Mike Zelkind and Tisha Livingston, the founders of 80 Acres Farms, knew that food wasn’t what it used to be. So they launched a new kind of farm, one that operates completely indoors using renewable energy and zero pesticides.
Recently, the farm started selling to Kroger in Cincinnati, Louisville, Lexington, Columbus, and most of Indiana.
Cincinnati Future spoke with Rebecca Haders, vice president of creative and marketing, who has been with the company since its beginning, about the journey up to now and where it’s going.
How did the company come about?
Hader: Mike and Tisha worked together in the food industry their whole lives. They got to know farming and agriculture through a company they were working for called Sager Creek Vegetable Company. Along the way, they got to know a lot of farmers. They learned what a tough spot [farmers] were in, because their livelihoods depended on weather and pests and things out of their control. Then they looked at constructing greenhouses but realized that in doing so, they would still be reacting to the environment.
Launching the company involved figuring out a lot of things. We learned that seeds that grow outside don’t necessarily do well in a vertical farm. We had to find out which seeds are the best, what our customers wanted and what our price point would be. We knew we weren’t going to make money at first, but we just kept on going. We built the next farm, and then we introduced automation and robotics.
What makes 80 Acres Farms different?
Hader: We use zero pesticides. Our product is grown indoors and free from pests, eliminating the need for even any natural pesticides. With our hydroponics, all of the water and nutrients are coming up from the roots, meaning that nothing touches the leaves until people eat it.
Tell us about working with Kroger.
Hader: We’d entertained with them a long time. When we started, we were selling to independent retailers primarily, such as Whole Foods, Mustard Seed Markets and Dorothy Lane Market. With the number of the farms we had at the time, we didn’t really have the output to support very many Kroger stores. We’ve built eight farms in the past five years. This newest farm is one that could actually support the volume at Kroger. We started with one, then it went to 10, then 30 and then 300 farms.
We have a 70,000-square-foot barn that can grow 10 million servings a year. Since it’s inside, we can plant and replant about 12 to 13 times a year.
What kind of automation do you use?
Hader: At first we were placing seeds by hand.
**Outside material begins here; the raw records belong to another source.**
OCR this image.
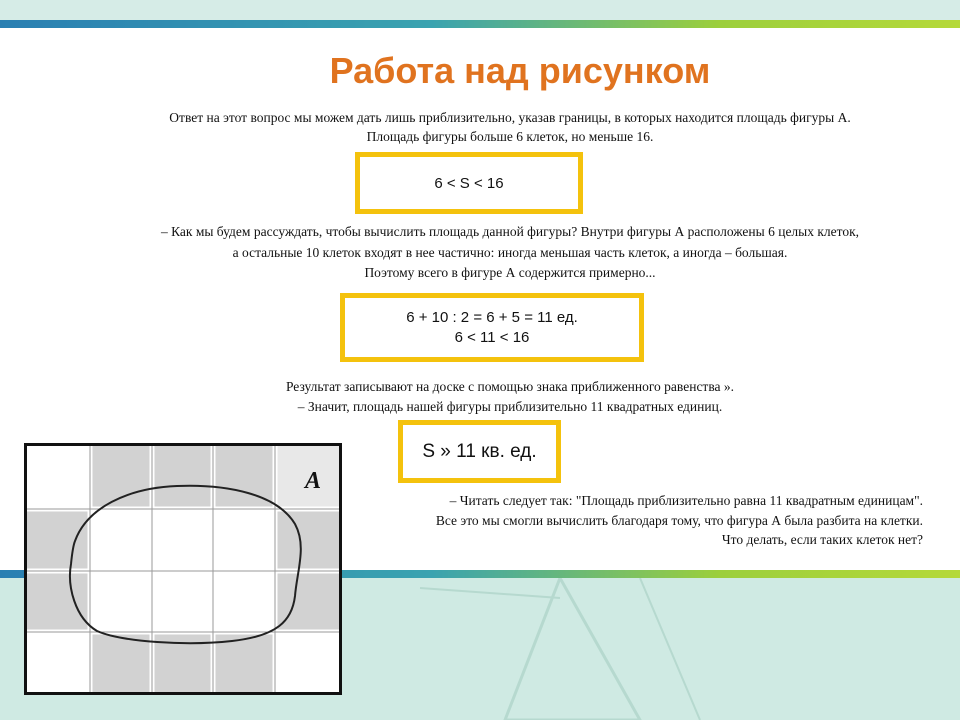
Работа над рисунком
Ответ на этот вопрос мы можем дать лишь приблизительно, указав границы, в которых находится площадь фигуры А.
Площадь фигуры больше 6 клеток, но меньше 16.
6 < S < 16
– Как мы будем рассуждать, чтобы вычислить площадь данной фигуры? Внутри фигуры А расположены 6 целых клеток,
а остальные 10 клеток входят в нее частично: иногда меньшая часть клеток, а иногда – большая.
Поэтому всего в фигуре А содержится примерно...
6 + 10 : 2 = 6 + 5 = 11 ед.
6 < 11 < 16
Результат записывают на доске с помощью знака приближенного равенства ».
– Значит, площадь нашей фигуры приблизительно 11 квадратных единиц.
S » 11 кв. ед.
– Читать следует так: "Площадь приблизительно равна 11 квадратным единицам".
Все это мы смогли вычислить благодаря тому, что фигура А была разбита на клетки.
Что делать, если таких клеток нет?
A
Now we do it with automation. When the baby plants come out, we move them farther apart so they have room to grow. That’s also done with automation. We have sensors and cameras that monitor every stage of growth — from the water, the nutrients, the lighting, the temperature and the humidity. We have a team of data scientists that take all of the information and figure out if there’s a problem or a way to make things more efficient. We’re doing additional monitoring on plant health, adding more data points to understand root size and development.
How are consumers and retailers responding?
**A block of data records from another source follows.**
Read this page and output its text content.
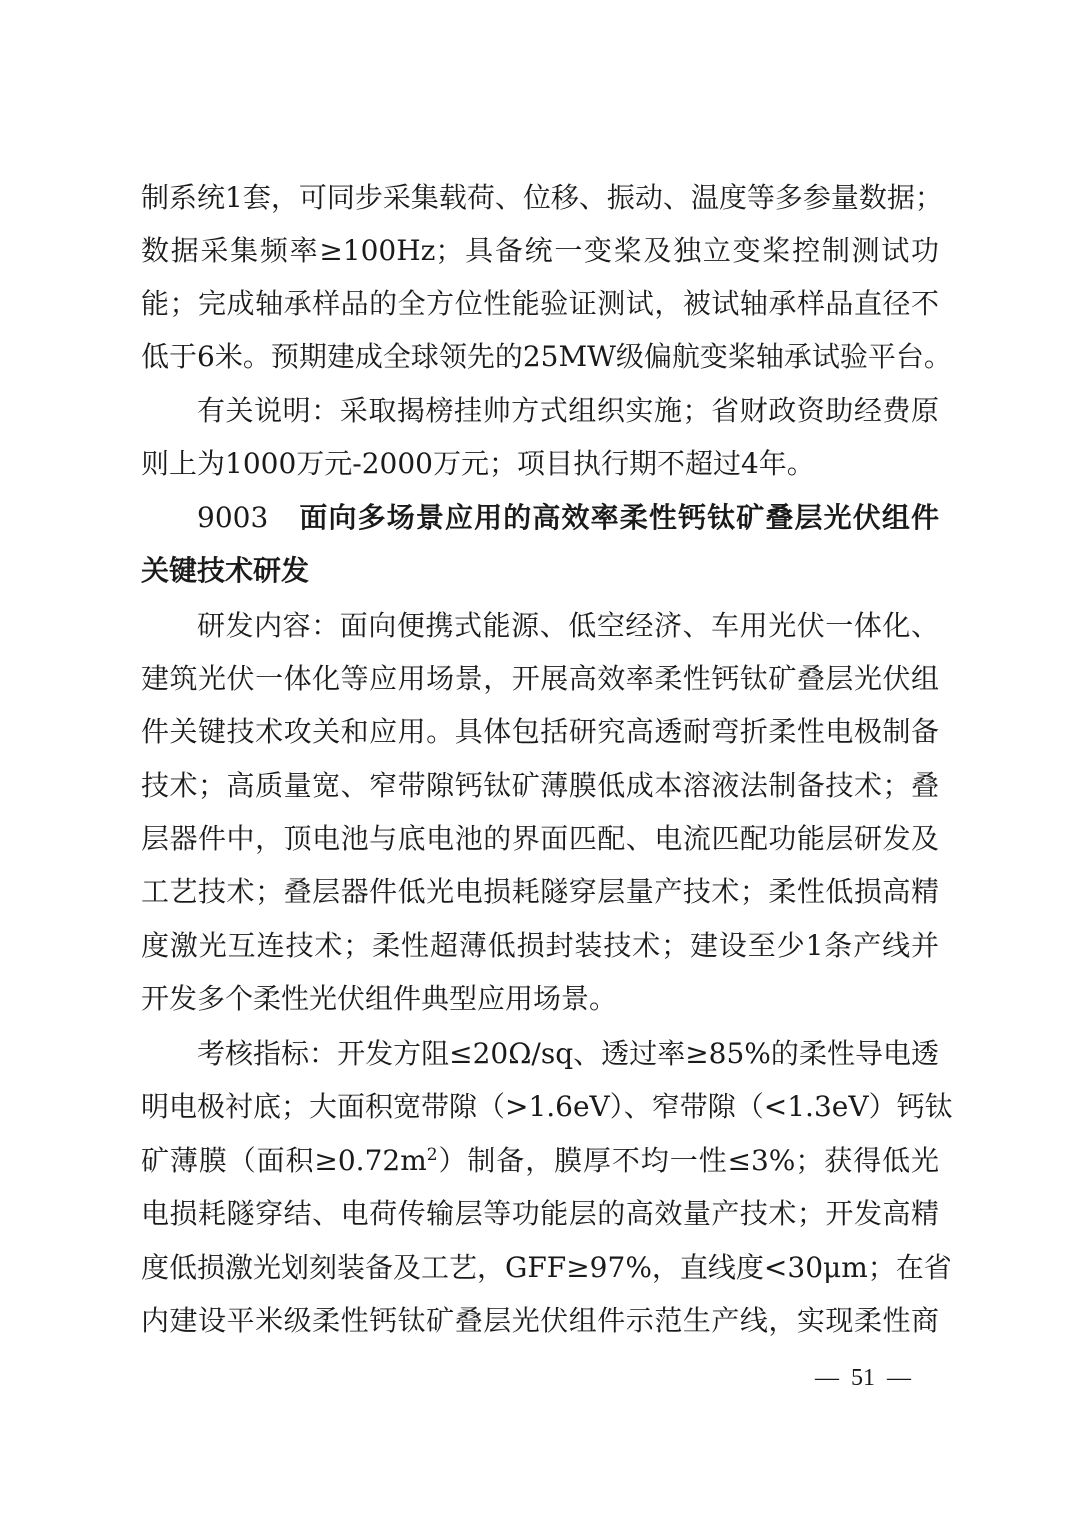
制系统1套，可同步采集载荷、位移、振动、温度等多参量数据；
数据采集频率≥100Hz；具备统一变桨及独立变桨控制测试功
能；完成轴承样品的全方位性能验证测试，被试轴承样品直径不
低于6米。预期建成全球领先的25MW级偏航变桨轴承试验平台。
有关说明：采取揭榜挂帅方式组织实施；省财政资助经费原
则上为1000万元-2000万元；项目执行期不超过4年。
9003 面向多场景应用的高效率柔性钙钛矿叠层光伏组件
关键技术研发
研发内容：面向便携式能源、低空经济、车用光伏一体化、
建筑光伏一体化等应用场景，开展高效率柔性钙钛矿叠层光伏组
件关键技术攻关和应用。具体包括研究高透耐弯折柔性电极制备
技术；高质量宽、窄带隙钙钛矿薄膜低成本溶液法制备技术；叠
层器件中，顶电池与底电池的界面匹配、电流匹配功能层研发及
工艺技术；叠层器件低光电损耗隧穿层量产技术；柔性低损高精
度激光互连技术；柔性超薄低损封装技术；建设至少1条产线并
开发多个柔性光伏组件典型应用场景。
考核指标：开发方阻≤20Ω/sq、透过率≥85%的柔性导电透
明电极衬底；大面积宽带隙（>1.6eV）、窄带隙（<1.3eV）钙钛
矿薄膜（面积$\ge 0.72m^2$）制备，膜厚不均一性≤3%；获得低光
电损耗隧穿结、电荷传输层等功能层的高效量产技术；开发高精
度低损激光划刻装备及工艺，GFF≥97%，直线度<30μm；在省
内建设平米级柔性钙钛矿叠层光伏组件示范生产线，实现柔性商
— 51 —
Hader: We don’t have the usual supply chain disruptions. Our product is much fresher and lasts a lot longer because it gets to the customer much quicker. So you can put these farms pretty much anywhere in the world. If you’re on an island or in Antarctica, then you can build these and still have the same execution. The product still comes out as if it were 78 degrees and sunny.
What are some of the advantages of being located in Cincinnati?
Hader: If you think about it, 71% of our lettuce is grown in California. That is 2,000 miles away, whereas 80 Acres Farms is just a couple of hours from our farthest destination.
The other thing is that the Midwest has a lot of talent. It’s also a great place to bring people from other places. We choose to be here. It takes different types of people to run this farm. We have a lot of data scientists and traditional farmers (who have changed careers). You can’t get that just anywhere. This is a new industry, so people don’t necessary go to school to learn it. So it takes people who can think outside the box and can push the limits on what could be. One of our company mottos is that our business takes people who are willing to fail fast with tremendous insights.